Paladin: Midrange Paladin seems to be popular. They have so many ways to reset the board and deal with your threats, like Equality, Consecration, Doomsayer, and Wild Pyromancer. Sunkeeper Tarim can mitigate your late game Jade Golems by rendering them all 3/3s. Stonehill Defender seemingly gets another Tirion or another Sunkeeper out (but maybe that only happens to me exclusively). Don’t over extend too much here. Ultimately, your Golems will help you win this game assuming you live that long.

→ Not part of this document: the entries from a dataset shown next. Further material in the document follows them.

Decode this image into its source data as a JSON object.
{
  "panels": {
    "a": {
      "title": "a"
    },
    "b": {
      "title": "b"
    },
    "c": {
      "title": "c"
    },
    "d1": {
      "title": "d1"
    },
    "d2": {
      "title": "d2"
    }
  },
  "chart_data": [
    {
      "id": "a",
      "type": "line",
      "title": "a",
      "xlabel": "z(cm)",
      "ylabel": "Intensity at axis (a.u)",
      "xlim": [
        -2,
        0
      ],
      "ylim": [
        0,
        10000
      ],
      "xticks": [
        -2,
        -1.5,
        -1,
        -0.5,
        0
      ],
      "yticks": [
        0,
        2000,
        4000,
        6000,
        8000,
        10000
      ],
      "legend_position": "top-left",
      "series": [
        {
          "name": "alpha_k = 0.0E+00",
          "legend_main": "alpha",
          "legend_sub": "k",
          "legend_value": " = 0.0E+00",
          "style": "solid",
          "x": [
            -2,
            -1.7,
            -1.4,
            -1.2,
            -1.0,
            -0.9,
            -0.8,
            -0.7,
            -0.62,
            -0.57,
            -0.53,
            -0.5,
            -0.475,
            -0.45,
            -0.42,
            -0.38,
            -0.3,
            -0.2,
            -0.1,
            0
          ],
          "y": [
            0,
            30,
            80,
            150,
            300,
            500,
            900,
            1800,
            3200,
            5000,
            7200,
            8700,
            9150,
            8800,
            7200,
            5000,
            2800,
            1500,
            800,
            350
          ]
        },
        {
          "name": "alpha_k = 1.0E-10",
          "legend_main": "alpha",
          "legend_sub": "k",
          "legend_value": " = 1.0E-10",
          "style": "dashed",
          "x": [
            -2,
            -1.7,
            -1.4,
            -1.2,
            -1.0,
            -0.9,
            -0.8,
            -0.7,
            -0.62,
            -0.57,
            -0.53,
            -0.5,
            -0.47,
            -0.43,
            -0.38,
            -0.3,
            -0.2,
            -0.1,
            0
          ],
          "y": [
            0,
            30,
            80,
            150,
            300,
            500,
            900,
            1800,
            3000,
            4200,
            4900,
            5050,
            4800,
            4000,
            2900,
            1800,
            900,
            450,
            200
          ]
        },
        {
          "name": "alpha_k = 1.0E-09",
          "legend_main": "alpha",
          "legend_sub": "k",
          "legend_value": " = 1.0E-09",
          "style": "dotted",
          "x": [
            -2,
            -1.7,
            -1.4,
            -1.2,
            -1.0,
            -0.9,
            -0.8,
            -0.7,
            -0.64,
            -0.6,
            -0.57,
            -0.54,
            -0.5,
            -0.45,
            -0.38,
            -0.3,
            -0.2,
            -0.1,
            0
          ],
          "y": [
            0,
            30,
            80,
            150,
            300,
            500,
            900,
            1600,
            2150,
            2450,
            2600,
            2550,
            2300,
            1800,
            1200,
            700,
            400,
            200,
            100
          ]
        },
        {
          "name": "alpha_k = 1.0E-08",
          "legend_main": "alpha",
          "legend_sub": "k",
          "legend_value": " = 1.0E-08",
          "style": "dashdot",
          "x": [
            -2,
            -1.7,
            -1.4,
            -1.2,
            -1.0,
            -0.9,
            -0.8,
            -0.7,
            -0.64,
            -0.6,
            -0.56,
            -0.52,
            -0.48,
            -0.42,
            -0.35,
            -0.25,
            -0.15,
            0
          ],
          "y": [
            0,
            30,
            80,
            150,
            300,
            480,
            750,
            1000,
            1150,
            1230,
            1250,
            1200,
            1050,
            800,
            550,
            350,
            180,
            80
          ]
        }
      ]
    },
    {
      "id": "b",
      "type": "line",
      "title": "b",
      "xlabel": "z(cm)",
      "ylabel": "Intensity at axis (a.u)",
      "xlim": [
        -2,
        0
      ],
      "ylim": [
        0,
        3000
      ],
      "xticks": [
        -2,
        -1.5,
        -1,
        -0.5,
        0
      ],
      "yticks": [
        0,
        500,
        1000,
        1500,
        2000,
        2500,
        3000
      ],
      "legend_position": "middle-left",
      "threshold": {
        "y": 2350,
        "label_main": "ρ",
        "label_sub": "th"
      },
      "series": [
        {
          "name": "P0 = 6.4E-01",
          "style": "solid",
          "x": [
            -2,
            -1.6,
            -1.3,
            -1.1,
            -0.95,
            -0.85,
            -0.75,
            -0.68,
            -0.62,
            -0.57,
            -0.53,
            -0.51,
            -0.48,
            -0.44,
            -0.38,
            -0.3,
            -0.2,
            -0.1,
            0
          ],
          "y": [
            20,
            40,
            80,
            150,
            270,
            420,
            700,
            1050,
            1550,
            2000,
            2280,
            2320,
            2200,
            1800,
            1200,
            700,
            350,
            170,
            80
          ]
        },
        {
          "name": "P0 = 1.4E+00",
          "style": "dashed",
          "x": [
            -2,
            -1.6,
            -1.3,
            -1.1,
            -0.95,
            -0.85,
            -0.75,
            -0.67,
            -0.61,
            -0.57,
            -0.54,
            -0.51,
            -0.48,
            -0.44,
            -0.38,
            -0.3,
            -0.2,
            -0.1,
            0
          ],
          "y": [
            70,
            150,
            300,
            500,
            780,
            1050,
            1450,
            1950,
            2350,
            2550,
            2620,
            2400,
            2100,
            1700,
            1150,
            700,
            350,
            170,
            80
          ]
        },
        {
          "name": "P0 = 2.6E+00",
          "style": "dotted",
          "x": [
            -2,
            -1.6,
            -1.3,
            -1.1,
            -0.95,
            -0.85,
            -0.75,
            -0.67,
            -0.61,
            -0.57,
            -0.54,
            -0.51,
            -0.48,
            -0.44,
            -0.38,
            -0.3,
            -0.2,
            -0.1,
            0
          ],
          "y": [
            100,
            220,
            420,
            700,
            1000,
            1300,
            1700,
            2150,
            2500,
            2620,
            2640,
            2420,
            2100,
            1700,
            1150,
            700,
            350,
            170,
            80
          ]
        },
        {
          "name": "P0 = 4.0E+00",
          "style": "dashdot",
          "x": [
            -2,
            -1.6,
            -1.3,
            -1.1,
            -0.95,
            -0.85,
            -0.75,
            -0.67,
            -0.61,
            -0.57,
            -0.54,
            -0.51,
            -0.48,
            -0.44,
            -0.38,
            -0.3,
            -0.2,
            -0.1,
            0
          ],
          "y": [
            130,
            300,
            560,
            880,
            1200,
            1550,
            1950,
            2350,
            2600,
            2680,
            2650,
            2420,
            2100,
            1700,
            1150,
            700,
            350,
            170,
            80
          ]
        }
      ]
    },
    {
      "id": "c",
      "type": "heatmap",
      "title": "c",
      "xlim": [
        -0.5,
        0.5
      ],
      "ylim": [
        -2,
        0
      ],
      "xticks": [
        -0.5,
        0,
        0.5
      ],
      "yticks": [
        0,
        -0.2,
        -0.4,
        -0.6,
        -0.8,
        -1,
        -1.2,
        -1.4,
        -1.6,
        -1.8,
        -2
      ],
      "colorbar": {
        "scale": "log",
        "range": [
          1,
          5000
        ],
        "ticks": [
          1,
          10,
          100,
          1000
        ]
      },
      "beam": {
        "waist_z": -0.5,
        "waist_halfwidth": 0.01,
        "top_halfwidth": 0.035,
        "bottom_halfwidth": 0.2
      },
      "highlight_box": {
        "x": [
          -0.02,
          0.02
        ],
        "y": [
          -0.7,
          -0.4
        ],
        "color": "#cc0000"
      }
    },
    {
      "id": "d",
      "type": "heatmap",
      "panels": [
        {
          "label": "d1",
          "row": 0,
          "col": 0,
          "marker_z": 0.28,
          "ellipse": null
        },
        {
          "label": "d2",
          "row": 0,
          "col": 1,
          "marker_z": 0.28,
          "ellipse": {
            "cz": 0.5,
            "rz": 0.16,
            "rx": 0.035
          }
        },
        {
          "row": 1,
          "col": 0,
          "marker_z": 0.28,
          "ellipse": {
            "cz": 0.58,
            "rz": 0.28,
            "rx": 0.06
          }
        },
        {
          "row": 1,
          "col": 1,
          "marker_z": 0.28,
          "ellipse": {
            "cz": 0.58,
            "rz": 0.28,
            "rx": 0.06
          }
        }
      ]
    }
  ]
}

Priest: Dragon Priest continues to be a dominant deck against Jade Druid just due to the sheer number of dragon taunts and card flexibility from Drakonid Operative, and Netherspite Historian (and with my luck, they always discover Ysera). It’s a tough match up because Dragon Priest can just go straight to the face. Shadow Word: Pains plus Shadow Word: Deaths just negate your Jade Behemoths and Ancient of Wars. Golems need to be developed fast, so that Dragonfire Potion is made irrelevant due to the side of your Golems. Control the board as best you can with Swipes and Wraths, and you’ll eventually out muscle them.

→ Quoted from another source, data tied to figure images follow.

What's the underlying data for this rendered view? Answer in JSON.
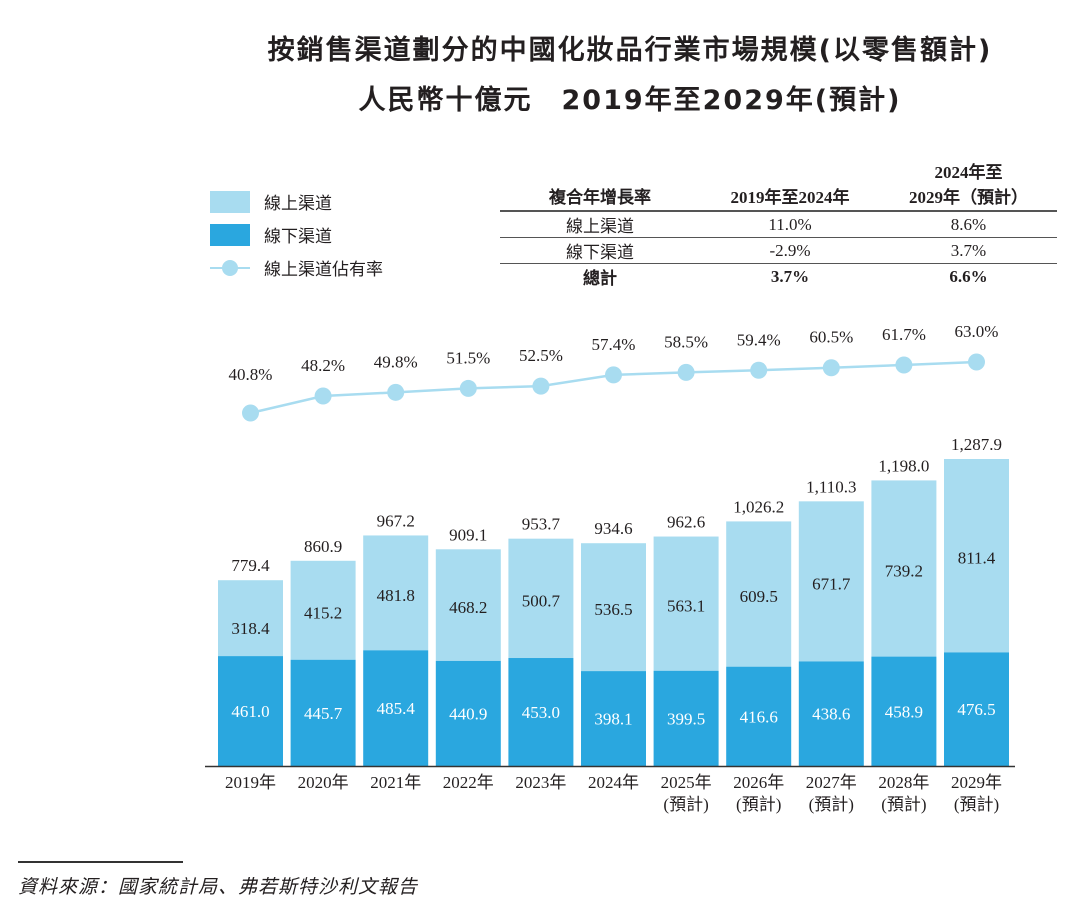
{
  "title": {
    "line1": "按銷售渠道劃分的中國化妝品行業市場規模(以零售額計)",
    "line2": "人民幣十億元　2019年至2029年(預計)"
  },
  "legend": {
    "online": "線上渠道",
    "offline": "線下渠道",
    "share": "線上渠道佔有率"
  },
  "cagr_table": {
    "header": [
      "複合年增長率",
      "2019年至2024年",
      "2024年至 2029年（預計）"
    ],
    "header_col3_line1": "2024年至",
    "header_col3_line2": "2029年（預計）",
    "rows": [
      {
        "label": "線上渠道",
        "v1": "11.0%",
        "v2": "8.6%"
      },
      {
        "label": "線下渠道",
        "v1": "-2.9%",
        "v2": "3.7%"
      },
      {
        "label": "總計",
        "v1": "3.7%",
        "v2": "6.6%"
      }
    ]
  },
  "source": "資料來源：國家統計局、弗若斯特沙利文報告",
  "colors": {
    "online": "#a8dcf0",
    "offline": "#2aa7df",
    "share_line": "#a8dcf0",
    "text": "#231f20"
  },
  "chart_data": {
    "type": "bar",
    "stacked": true,
    "title": "按銷售渠道劃分的中國化妝品行業市場規模(以零售額計) 人民幣十億元 2019年至2029年(預計)",
    "xlabel": "",
    "ylabel": "人民幣十億元",
    "categories": [
      "2019年",
      "2020年",
      "2021年",
      "2022年",
      "2023年",
      "2024年",
      "2025年",
      "2026年",
      "2027年",
      "2028年",
      "2029年"
    ],
    "category_sublabels": [
      "",
      "",
      "",
      "",
      "",
      "",
      "(預計)",
      "(預計)",
      "(預計)",
      "(預計)",
      "(預計)"
    ],
    "series": [
      {
        "name": "線下渠道",
        "values": [
          461.0,
          445.7,
          485.4,
          440.9,
          453.0,
          398.1,
          399.5,
          416.6,
          438.6,
          458.9,
          476.5
        ]
      },
      {
        "name": "線上渠道",
        "values": [
          318.4,
          415.2,
          481.8,
          468.2,
          500.7,
          536.5,
          563.1,
          609.5,
          671.7,
          739.2,
          811.4
        ]
      }
    ],
    "totals": [
      "779.4",
      "860.9",
      "967.2",
      "909.1",
      "953.7",
      "934.6",
      "962.6",
      "1,026.2",
      "1,110.3",
      "1,198.0",
      "1,287.9"
    ],
    "offline_labels": [
      "461.0",
      "445.7",
      "485.4",
      "440.9",
      "453.0",
      "398.1",
      "399.5",
      "416.6",
      "438.6",
      "458.9",
      "476.5"
    ],
    "online_labels": [
      "318.4",
      "415.2",
      "481.8",
      "468.2",
      "500.7",
      "536.5",
      "563.1",
      "609.5",
      "671.7",
      "739.2",
      "811.4"
    ],
    "line_series": {
      "name": "線上渠道佔有率",
      "values": [
        40.8,
        48.2,
        49.8,
        51.5,
        52.5,
        57.4,
        58.5,
        59.4,
        60.5,
        61.7,
        63.0
      ],
      "labels": [
        "40.8%",
        "48.2%",
        "49.8%",
        "51.5%",
        "52.5%",
        "57.4%",
        "58.5%",
        "59.4%",
        "60.5%",
        "61.7%",
        "63.0%"
      ]
    },
    "ylim": [
      0,
      1287.9
    ],
    "grid": false,
    "legend_position": "top-left"
  }
}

Rogue: You’ll either be playing against Quest Rogue or Miracle Rogue. The Rogue matchup is slightly out of favor due to the burst potential of either Questing Adventurers, Edwin VanCleefs, or other Cold Blood buffed minion. Unless they hit a turn two 8/8 Edwin VanCleef.
Shaman: Realistically, Shaman has fallen off slightly. With a Control Shaman, you can expect Devolve to mess up your Golems significantly later in the game. If you start seeing tokens or Shaman low cost drops, it’ll be safe to assume there’s a Bloodlust coming. Control that board and start slinging Golems away!
Warlock: Against something like Discard Lock, play it like you would against an aggro deck. Wrath away their early Imps (Flame Imp and Malchezaar’s Imp) or other assorted minions. If you have to play Fandral to help contest the board without being able to followup on it right away, then you better do it. Need to fight for that board control and stabilize because they can discard free minions against you.
Warrior: Look for that Feral Rage, because the extra 8 health buffer will help you greatly. Wrath gives you extra reach against their Dread Corsair and Kor’kron Elites. You’ll win the game eventually, once you start drawing into your Jade Behemoths and Primordial Drakes.
Tip: When playing against Warriors, play around Mortal Strike. That means getting their health down to 13 if you’re unable to finish them off that turn. I’ve lost too many games due to Mortal Strike comebacks.
Enjoy the deck and let me know how it works out for you on the ladder!